Understanding the break even point in a business is a crucial but often overlooked piece of the financial puzzle.

It is particularly important in a manufacturing business where there are both overheads  to just keep the doors open, and the marginal costs of production.

In order to make informed and sensible cost and pricing decisions, and effectively manage the business, you need to understand both.

Marginal cost

This is the cost of making and selling another widget. The materials consumed, packaging, and direct labour necessary. The difference between your sales price of a widget and the marginal cost of that widget is usually referred to as the ‘Gross margin’

For example, if a widget costs .80 cents to manufacture, (materials + packaging + direct labour) and you sell it for $2.00, the gross margin is $1.20/unit.

Fixed costs.

These are the costs necessary to keep the business going, and not tied to the cost of production. Rent, insurance, staff labour costs, marketing and sales expenses, travel, and many others. These costs keep on coming irrespective of sales.

Let’s assume your business has fixed costs of $600,000/year, it is a small business, so you as the owner pay yourself a modest wage, there is one sales person,  an office manager, rent and insurance, as well as the general costs of running a business. In the factory there are three people, a factory manager, and 2 people who work on the production line. The factory manager would normally be included in overheads, but if he works on the line part time, then a portion of his salary would reasonably be included in the costs of production.

There are always questions about where a cost should be allocated, marginal cost or fixed cost, For example, sales commissions would usually be considered a marginal cost, but sales salaries would be considered a fixed cost. Similarly with freight costs, the cost of keeping trucks on the road would be considered a fixed cost, but the cost of an outsourced courier service would be a marginal cost, as without a sale, it will not be incurred. The key is to be consistent in the treatment of costs.

Break even is the point at which all costs are covered, but there is no profit.

How to calculate the break even.

The formula is fixed costs divided by the unit gross margin.

In our case above,  the break even point would be $600,000/1.20 = 500,000 units.

In a situation where there are several different widgets, with different selling processes and differing costs of production, the calculation can be done either by taking averages, of both the sales revenue and costs of production based on average sales mix, or it can be done separately, for each of the products and added together.

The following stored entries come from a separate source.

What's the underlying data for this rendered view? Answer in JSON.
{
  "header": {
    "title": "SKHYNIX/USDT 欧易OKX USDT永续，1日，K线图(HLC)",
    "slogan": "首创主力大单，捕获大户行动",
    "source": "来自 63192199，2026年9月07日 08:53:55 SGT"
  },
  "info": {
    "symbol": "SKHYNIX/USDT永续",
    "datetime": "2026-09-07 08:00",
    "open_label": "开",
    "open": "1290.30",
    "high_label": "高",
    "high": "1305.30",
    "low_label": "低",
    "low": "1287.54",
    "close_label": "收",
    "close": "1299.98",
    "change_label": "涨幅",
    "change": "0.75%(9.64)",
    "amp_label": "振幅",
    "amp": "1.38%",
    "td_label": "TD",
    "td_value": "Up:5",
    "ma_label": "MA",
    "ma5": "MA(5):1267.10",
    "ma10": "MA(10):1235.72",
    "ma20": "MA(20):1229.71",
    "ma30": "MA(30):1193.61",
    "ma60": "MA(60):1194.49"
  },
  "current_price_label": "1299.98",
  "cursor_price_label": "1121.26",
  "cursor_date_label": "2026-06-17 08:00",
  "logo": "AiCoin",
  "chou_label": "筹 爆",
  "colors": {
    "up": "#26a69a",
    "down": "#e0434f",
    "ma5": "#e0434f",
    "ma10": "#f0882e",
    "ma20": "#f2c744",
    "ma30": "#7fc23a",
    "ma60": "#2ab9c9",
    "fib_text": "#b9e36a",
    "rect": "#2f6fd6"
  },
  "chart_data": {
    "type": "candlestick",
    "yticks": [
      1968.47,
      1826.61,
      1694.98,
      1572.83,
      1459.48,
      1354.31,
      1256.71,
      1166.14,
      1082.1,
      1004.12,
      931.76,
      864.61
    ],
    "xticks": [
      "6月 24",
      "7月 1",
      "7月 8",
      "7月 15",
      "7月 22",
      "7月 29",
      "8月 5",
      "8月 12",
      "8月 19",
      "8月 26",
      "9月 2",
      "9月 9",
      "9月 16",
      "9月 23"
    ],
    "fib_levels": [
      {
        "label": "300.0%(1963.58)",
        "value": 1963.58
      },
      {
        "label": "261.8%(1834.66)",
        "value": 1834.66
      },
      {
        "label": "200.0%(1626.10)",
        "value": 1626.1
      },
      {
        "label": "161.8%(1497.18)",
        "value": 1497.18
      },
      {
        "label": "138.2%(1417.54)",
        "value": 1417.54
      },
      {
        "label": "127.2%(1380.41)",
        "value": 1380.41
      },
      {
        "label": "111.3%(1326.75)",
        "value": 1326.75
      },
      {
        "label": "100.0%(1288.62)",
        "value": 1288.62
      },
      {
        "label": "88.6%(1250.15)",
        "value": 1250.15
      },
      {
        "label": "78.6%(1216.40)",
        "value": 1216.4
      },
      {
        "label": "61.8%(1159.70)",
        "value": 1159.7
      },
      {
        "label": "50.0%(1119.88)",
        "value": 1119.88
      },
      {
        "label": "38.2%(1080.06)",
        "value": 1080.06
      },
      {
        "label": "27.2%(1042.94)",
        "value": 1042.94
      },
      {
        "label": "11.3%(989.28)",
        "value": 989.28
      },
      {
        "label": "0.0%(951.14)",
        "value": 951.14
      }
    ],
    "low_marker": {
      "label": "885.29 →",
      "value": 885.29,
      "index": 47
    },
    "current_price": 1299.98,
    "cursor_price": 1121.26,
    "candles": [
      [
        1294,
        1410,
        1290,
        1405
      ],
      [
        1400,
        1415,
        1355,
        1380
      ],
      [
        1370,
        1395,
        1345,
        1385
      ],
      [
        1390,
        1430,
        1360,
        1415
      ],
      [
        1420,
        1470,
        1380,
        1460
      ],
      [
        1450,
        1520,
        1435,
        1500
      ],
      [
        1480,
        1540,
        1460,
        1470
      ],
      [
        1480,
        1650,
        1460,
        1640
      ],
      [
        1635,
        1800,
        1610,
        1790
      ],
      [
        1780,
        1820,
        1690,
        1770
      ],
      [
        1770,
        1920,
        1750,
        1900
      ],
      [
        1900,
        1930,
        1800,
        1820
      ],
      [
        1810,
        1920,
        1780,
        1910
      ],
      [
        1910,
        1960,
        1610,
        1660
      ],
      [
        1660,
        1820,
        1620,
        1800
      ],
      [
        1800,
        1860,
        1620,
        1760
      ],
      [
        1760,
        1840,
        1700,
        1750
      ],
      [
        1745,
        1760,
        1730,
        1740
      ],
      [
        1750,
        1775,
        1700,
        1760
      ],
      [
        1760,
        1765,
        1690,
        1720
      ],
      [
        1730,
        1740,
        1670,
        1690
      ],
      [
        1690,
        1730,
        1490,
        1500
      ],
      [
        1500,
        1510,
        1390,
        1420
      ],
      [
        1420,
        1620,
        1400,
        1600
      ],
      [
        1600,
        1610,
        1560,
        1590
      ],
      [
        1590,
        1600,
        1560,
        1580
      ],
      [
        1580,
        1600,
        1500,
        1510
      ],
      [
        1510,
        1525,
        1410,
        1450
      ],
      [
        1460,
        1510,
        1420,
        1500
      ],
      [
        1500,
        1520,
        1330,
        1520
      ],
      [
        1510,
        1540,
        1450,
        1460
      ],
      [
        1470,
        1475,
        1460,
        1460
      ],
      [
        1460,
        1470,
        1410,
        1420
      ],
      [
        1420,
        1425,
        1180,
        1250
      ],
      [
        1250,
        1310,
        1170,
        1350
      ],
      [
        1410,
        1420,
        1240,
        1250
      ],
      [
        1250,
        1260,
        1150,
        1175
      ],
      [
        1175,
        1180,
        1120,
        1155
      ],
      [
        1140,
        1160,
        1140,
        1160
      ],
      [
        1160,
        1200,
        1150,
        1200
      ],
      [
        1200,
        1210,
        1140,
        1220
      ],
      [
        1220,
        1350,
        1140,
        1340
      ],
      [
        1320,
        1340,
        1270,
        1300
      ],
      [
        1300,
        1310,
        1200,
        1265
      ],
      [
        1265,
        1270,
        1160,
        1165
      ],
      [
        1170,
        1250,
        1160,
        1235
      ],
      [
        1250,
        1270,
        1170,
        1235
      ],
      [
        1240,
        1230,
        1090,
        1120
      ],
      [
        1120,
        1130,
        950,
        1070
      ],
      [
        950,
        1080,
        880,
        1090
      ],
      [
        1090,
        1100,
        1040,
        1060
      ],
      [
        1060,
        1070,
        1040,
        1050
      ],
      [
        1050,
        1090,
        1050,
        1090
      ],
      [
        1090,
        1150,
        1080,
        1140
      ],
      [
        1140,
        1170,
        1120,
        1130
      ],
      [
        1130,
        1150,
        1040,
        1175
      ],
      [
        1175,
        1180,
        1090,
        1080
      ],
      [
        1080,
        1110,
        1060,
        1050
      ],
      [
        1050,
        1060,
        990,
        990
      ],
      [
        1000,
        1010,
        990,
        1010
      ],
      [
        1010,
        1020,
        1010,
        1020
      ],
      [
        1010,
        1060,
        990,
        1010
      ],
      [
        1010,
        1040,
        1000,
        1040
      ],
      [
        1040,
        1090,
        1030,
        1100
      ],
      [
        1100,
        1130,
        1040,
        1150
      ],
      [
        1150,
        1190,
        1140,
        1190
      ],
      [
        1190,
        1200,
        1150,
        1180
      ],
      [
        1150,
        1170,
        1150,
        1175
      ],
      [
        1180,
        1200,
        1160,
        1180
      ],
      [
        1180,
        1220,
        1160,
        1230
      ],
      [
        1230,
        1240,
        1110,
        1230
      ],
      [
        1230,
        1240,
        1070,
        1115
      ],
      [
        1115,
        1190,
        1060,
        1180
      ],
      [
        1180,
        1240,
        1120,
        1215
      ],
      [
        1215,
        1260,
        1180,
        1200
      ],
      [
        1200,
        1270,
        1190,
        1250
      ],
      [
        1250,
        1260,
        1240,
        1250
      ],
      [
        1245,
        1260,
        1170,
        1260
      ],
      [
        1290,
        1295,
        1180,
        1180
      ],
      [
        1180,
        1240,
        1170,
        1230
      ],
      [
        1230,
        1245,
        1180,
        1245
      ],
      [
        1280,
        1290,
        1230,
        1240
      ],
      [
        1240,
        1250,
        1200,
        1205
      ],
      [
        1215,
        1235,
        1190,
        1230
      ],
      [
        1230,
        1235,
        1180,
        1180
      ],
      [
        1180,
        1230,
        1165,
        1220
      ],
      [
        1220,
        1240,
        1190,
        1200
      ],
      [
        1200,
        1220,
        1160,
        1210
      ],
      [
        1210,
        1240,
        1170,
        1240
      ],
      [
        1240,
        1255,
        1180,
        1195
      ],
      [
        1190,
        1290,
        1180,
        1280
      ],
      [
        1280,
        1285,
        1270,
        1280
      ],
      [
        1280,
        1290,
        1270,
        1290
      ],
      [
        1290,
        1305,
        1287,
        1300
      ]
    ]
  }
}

In any event, understanding  the structure of your break even will assist enormously in making sensible pricing and cost management decisions. It will also make the choices that  impact future cash flows, such where to concentrate your limited sales and marketing resources, much clearer.

This will be the last StrategyAudit post of 2017. I am very grateful to those who have commented, shared and generally engaged with the sometimes random stuff that pops out of my brain, and I am enormously gratified that you see the value in the ideas. Have a safe and merry Christmas, and I will be back early in 2018, refreshed and eager to  go another mile.